Huelga de hambre

El edificio del Hospital era bastante antiguo y rezumaba todavía algo de esa atmósfera claustral que sin duda debió tener en su primera época como convento adjunto a la iglesia de la Merced. Sus tres plantas estaban distribuidas alrededor de un agradable patio interior que le daba al conjunto una luminosidad y una paz como de invernadero. La habitación que me asignaron estaba en la primera planta y era sorprendentemente amplia, de techos altos y abovedados que descansaban, elegantes, sobre los muros macizos. Había tres camas alineadas frente a un pequeño cuarto de aseo. Junto a la ventana, como una reliquia del pasado, un lavabo diminuto que seguramente utilizaban los médicos para lavarse las manos antes y después de las exploraciones.
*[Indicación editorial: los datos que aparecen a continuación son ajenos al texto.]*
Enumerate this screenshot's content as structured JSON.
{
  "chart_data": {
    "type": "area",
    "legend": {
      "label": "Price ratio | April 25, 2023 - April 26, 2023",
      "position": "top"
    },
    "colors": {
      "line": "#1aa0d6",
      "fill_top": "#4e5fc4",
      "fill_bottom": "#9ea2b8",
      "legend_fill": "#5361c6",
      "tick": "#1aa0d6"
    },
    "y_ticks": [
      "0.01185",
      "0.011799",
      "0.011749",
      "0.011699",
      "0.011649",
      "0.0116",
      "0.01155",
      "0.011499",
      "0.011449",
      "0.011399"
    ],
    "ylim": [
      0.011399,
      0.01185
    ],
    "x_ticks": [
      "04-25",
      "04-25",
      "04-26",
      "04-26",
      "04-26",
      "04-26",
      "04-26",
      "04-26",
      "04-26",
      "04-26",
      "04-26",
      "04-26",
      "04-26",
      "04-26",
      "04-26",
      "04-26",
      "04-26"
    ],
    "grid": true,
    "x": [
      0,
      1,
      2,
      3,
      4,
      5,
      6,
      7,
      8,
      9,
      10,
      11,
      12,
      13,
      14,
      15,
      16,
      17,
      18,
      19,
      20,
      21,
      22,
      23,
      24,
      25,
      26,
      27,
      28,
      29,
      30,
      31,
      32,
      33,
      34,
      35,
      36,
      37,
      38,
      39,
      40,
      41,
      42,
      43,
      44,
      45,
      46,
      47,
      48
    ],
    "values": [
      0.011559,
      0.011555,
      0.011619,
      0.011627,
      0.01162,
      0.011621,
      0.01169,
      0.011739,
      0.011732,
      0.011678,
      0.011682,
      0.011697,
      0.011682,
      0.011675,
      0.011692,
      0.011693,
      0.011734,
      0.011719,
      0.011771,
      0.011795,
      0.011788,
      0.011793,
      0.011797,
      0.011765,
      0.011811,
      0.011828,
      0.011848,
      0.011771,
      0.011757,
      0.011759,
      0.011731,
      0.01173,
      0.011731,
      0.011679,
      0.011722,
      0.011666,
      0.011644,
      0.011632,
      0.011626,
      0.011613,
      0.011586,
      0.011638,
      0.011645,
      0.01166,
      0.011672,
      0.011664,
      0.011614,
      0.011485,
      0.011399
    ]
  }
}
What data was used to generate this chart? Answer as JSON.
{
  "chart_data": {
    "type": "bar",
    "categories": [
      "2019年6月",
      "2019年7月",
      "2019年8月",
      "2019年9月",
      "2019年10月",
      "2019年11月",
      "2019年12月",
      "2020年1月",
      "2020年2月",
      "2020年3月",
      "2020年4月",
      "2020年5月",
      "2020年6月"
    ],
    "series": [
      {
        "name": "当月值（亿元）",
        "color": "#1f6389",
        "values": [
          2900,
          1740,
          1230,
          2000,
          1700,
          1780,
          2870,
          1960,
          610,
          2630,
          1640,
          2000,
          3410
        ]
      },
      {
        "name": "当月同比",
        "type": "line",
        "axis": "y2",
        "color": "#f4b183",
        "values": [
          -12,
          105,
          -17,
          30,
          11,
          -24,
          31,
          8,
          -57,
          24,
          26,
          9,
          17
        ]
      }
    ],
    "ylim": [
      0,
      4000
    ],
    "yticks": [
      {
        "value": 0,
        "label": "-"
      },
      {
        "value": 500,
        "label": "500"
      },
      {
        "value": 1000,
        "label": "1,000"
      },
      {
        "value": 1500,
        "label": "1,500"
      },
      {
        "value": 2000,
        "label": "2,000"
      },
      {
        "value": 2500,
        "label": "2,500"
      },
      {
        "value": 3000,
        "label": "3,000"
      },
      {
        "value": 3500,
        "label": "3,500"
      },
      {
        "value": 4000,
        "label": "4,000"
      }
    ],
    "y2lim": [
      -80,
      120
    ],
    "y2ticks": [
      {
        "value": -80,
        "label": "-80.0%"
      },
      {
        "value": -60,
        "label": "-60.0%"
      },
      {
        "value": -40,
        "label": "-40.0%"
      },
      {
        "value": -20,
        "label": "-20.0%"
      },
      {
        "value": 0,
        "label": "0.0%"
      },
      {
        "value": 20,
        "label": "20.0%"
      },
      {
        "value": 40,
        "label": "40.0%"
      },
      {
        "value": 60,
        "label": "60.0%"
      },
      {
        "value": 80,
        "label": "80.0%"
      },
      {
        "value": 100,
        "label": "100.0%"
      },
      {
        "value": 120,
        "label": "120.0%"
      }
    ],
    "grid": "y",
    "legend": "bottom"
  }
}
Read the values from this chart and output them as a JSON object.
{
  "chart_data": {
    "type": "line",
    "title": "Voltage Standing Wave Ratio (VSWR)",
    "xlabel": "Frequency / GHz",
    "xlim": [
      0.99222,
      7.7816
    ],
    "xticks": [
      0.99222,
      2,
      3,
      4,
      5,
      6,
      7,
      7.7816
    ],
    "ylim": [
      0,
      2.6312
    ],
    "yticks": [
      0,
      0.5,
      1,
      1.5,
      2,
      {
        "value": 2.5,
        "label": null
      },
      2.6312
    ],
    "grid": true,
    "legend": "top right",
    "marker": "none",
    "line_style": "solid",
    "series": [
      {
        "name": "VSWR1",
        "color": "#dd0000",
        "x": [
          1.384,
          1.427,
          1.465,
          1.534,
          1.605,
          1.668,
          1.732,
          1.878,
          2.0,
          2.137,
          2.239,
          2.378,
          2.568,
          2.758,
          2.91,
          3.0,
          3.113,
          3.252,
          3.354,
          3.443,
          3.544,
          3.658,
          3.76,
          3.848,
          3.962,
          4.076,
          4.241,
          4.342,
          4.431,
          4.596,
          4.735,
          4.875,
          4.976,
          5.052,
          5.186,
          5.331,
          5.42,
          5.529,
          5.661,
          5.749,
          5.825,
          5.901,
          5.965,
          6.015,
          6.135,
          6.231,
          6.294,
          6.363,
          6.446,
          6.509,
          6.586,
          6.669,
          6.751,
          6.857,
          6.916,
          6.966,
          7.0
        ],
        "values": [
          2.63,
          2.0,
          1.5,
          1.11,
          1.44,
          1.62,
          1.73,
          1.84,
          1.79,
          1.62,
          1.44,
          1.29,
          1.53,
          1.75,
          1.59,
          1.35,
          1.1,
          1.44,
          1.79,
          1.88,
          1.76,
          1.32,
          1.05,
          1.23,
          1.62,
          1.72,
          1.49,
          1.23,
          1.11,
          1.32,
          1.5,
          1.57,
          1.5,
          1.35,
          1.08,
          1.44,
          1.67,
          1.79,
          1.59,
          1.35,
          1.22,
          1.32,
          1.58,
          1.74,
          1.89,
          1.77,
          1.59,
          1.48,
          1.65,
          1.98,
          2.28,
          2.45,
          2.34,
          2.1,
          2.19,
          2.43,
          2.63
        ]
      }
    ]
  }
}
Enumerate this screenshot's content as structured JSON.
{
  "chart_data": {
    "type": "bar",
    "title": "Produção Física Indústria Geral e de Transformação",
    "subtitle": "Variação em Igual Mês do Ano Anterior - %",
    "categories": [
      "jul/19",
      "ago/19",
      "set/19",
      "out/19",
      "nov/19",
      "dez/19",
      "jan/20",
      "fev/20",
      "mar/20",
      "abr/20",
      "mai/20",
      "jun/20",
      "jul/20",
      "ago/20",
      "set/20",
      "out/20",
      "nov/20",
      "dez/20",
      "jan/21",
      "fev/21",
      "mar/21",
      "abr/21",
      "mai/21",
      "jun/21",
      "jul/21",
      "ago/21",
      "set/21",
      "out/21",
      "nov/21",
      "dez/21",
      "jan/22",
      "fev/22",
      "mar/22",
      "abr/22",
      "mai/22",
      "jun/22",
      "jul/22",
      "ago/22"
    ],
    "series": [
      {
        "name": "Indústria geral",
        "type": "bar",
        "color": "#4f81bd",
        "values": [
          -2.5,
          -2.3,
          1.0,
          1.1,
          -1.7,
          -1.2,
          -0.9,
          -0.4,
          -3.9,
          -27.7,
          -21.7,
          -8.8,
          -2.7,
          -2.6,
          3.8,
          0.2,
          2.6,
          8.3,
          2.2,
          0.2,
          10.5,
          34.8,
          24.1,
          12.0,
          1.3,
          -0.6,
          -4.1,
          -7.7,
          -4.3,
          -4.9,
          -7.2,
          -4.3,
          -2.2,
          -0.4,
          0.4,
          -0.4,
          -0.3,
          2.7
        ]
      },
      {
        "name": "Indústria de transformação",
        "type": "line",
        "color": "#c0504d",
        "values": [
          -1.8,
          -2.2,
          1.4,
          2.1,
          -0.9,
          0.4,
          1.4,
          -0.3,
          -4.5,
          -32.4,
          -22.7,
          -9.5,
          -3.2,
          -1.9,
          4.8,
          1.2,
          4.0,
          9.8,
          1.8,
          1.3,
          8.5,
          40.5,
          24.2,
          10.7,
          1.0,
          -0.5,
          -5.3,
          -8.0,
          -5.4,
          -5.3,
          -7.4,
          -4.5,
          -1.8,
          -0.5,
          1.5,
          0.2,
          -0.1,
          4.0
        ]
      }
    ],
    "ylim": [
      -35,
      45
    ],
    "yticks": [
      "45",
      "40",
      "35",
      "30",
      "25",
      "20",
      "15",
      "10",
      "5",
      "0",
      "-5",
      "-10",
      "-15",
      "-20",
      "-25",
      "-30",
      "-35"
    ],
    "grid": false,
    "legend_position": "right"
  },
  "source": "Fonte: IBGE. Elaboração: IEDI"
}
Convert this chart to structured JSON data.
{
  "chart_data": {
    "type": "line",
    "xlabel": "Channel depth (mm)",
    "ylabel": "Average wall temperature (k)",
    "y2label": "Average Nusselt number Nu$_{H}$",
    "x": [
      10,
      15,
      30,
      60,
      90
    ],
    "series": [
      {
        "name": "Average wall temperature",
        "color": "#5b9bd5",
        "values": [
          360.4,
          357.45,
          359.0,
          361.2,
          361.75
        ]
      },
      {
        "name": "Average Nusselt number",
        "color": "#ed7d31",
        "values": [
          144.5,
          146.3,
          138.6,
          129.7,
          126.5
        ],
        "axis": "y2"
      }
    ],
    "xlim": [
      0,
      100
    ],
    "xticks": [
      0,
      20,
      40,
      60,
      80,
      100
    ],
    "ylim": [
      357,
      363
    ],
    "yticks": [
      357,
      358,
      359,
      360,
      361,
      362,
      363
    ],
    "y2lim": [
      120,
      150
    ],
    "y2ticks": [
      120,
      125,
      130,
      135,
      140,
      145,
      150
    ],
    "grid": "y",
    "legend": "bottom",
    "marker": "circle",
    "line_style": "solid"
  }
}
Me sentí aliviado al comprobar que mi cama era la más próxima a la ventana. Mi primer gesto fue acercarme al cristal y contemplar, con una mirada aprobadora, la entreverada arquitectura de los edificios de enfrente y las espigadas palmeras que delimitaban el contorno de la plaza. En la cama del otro lado de la habitación, junto a la puerta, yacía un hombre avejentado del que solo podía apreciar sus largos cabellos encanecidos y un poco revueltos por la almohada, un perfil enjuto y aguileño, barba muy larga y deshilachada, y una mano huesuda, nudosa, descansando plácidamente sobre el pecho que apenas subía y bajaba levemente en cada respiración. No quise molestarlo para presentarme y él tampoco mostró ningún interés por saludar ni conocer al recién llegado. Supuse que estaría a la espera de alguna intervención quirúrgica porque no tomó nada a la hora de la cena. Solo le vi beber un poco de agua y no sé si le oí musitar un escueto saludo en ese momento, mientras yo aparentaba estar enfrascado en la lectura de mi libro para no molestarlo.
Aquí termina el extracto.